One of the fights in Andrewes' generation of course was restoring some dignity to God's house and worship. After the Reformation, the English Church seemed to be beset with the same utilitarianism and naturalistic impulses that plaugue us now. It never quite recovered from it, but Puritanism, at least to this rather superficial observer of things, rather than just wanting to shed the world of idolatry, wanted to do so in order to plunder the Church, set up an easier form of religious praxis, and make the world a totally secular place. The parallel to what is happening today is to me obvious: the "liberals" have the moral high ground of wanting to get rid of the snobbish and anachronistic "smells and bells", but why are they doing it, really?

Andrewes, as Welsby is quick to point out, was not free of fault. Apparently he was not a very effective man of action, nor did he act consistently on his principles. He seems to have had a rather exaggerated concept of the role of the king in the Church, i.e. he almost thought the king to be the Pope's replacement in the reformed Church. Of course, this is not the case. All I will say in Andrewes' defense is that it is very difficult to pray when someone is trying to steal your stereo. We postmoderns take the security of power for granted. We expect the powers that be to protect us, to treat us fairly, and respect our "rights". Far from us is the time when life was nasty, brutish and short; when a despot had absolute, willy-nilly power of life and death over his subjects. We then are stupified by the sycophantic tendencies of the Universal Church toward monarchs throughout the ages, whether they existed in Rome, Byzantium, or Canterbury. We like to exult the examples of the times when Christian Truth spoke up to Power, sweeping under the rug the ordinary times in the Church when this was simply not the case. When the life of the Christian, the life of the State, and the life of the institutional Church were all synchronous, you better believed that people fervently prayed for the monarch. We simply no longer understand this.

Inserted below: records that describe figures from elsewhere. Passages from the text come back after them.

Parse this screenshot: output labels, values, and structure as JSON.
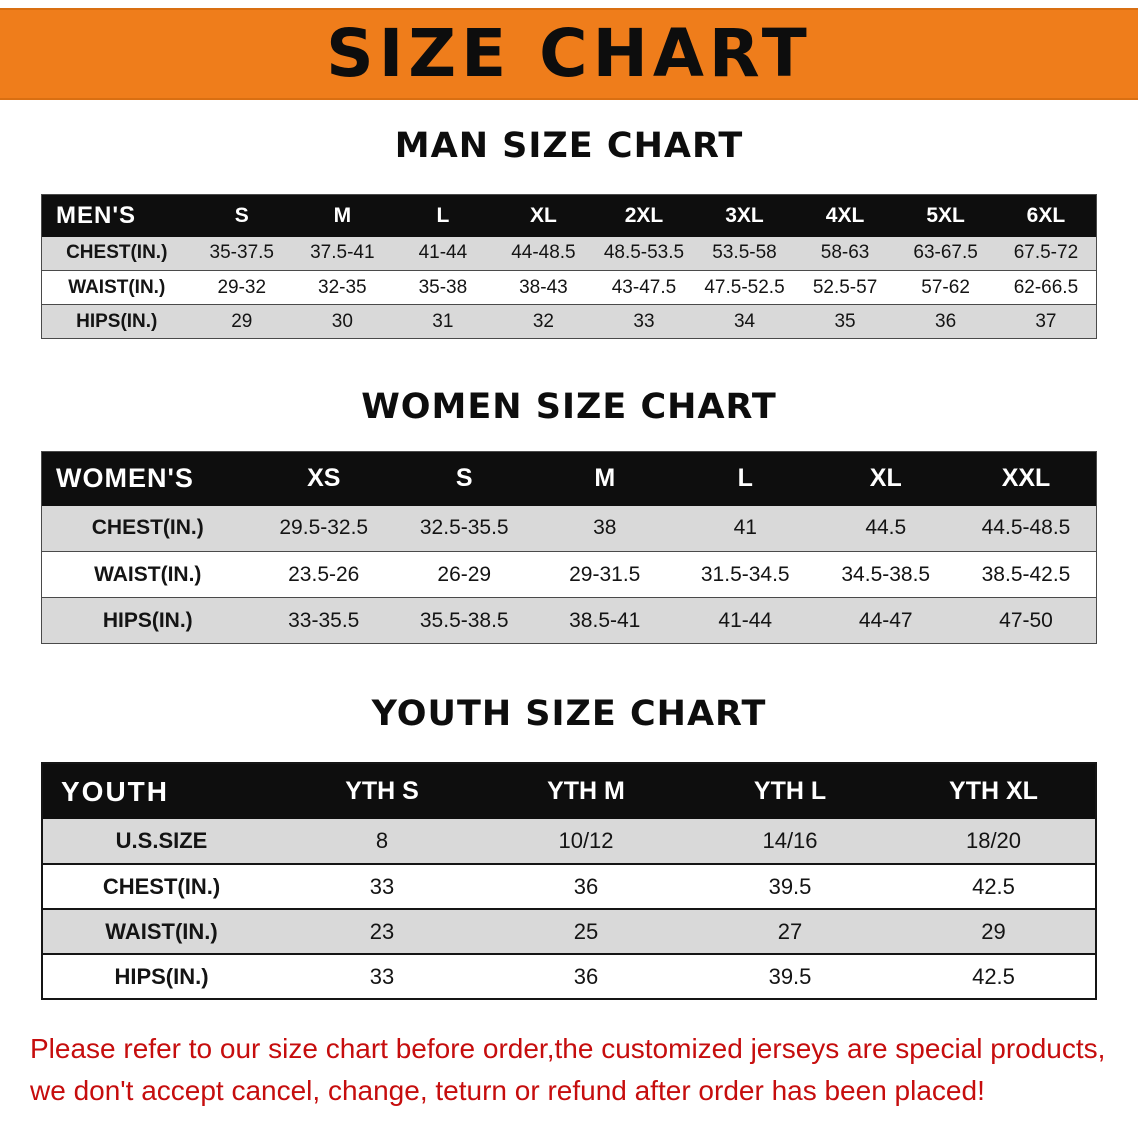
{
  "banner": {
    "title": "SIZE CHART",
    "bg_color": "#ef7d1b"
  },
  "chart_data": [
    {
      "type": "table",
      "title": "MAN SIZE CHART",
      "columns": [
        "MEN'S",
        "S",
        "M",
        "L",
        "XL",
        "2XL",
        "3XL",
        "4XL",
        "5XL",
        "6XL"
      ],
      "rows": [
        [
          "CHEST(IN.)",
          "35-37.5",
          "37.5-41",
          "41-44",
          "44-48.5",
          "48.5-53.5",
          "53.5-58",
          "58-63",
          "63-67.5",
          "67.5-72"
        ],
        [
          "WAIST(IN.)",
          "29-32",
          "32-35",
          "35-38",
          "38-43",
          "43-47.5",
          "47.5-52.5",
          "52.5-57",
          "57-62",
          "62-66.5"
        ],
        [
          "HIPS(IN.)",
          "29",
          "30",
          "31",
          "32",
          "33",
          "34",
          "35",
          "36",
          "37"
        ]
      ]
    },
    {
      "type": "table",
      "title": "WOMEN SIZE CHART",
      "columns": [
        "WOMEN'S",
        "XS",
        "S",
        "M",
        "L",
        "XL",
        "XXL"
      ],
      "rows": [
        [
          "CHEST(IN.)",
          "29.5-32.5",
          "32.5-35.5",
          "38",
          "41",
          "44.5",
          "44.5-48.5"
        ],
        [
          "WAIST(IN.)",
          "23.5-26",
          "26-29",
          "29-31.5",
          "31.5-34.5",
          "34.5-38.5",
          "38.5-42.5"
        ],
        [
          "HIPS(IN.)",
          "33-35.5",
          "35.5-38.5",
          "38.5-41",
          "41-44",
          "44-47",
          "47-50"
        ]
      ]
    },
    {
      "type": "table",
      "title": "YOUTH SIZE CHART",
      "columns": [
        "YOUTH",
        "YTH S",
        "YTH M",
        "YTH L",
        "YTH XL"
      ],
      "rows": [
        [
          "U.S.SIZE",
          "8",
          "10/12",
          "14/16",
          "18/20"
        ],
        [
          "CHEST(IN.)",
          "33",
          "36",
          "39.5",
          "42.5"
        ],
        [
          "WAIST(IN.)",
          "23",
          "25",
          "27",
          "29"
        ],
        [
          "HIPS(IN.)",
          "33",
          "36",
          "39.5",
          "42.5"
        ]
      ]
    }
  ],
  "footer": {
    "line1": "Please refer to our size chart before order,the customized jerseys are special products,",
    "line2": "we don't accept cancel, change, teturn or refund after order has been placed!",
    "text_color": "#c60d0d"
  }
}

I will end on a less polemical note, from one of Andrewes' sermons:

He sits now at ease That before hung in pain. Now on a throne, That before on the Cross. Now at God's right hand, That before was on Satan's left, That before Men may drowsily hear it and coldly affect it, but principalities stand abashed at it.

Deliver them He could not except He destroyed "death, and the lord of death, the devil." Them He could not destroy unless He died; die he could not except He were mortal; mortal He could not except He took our nature on Him.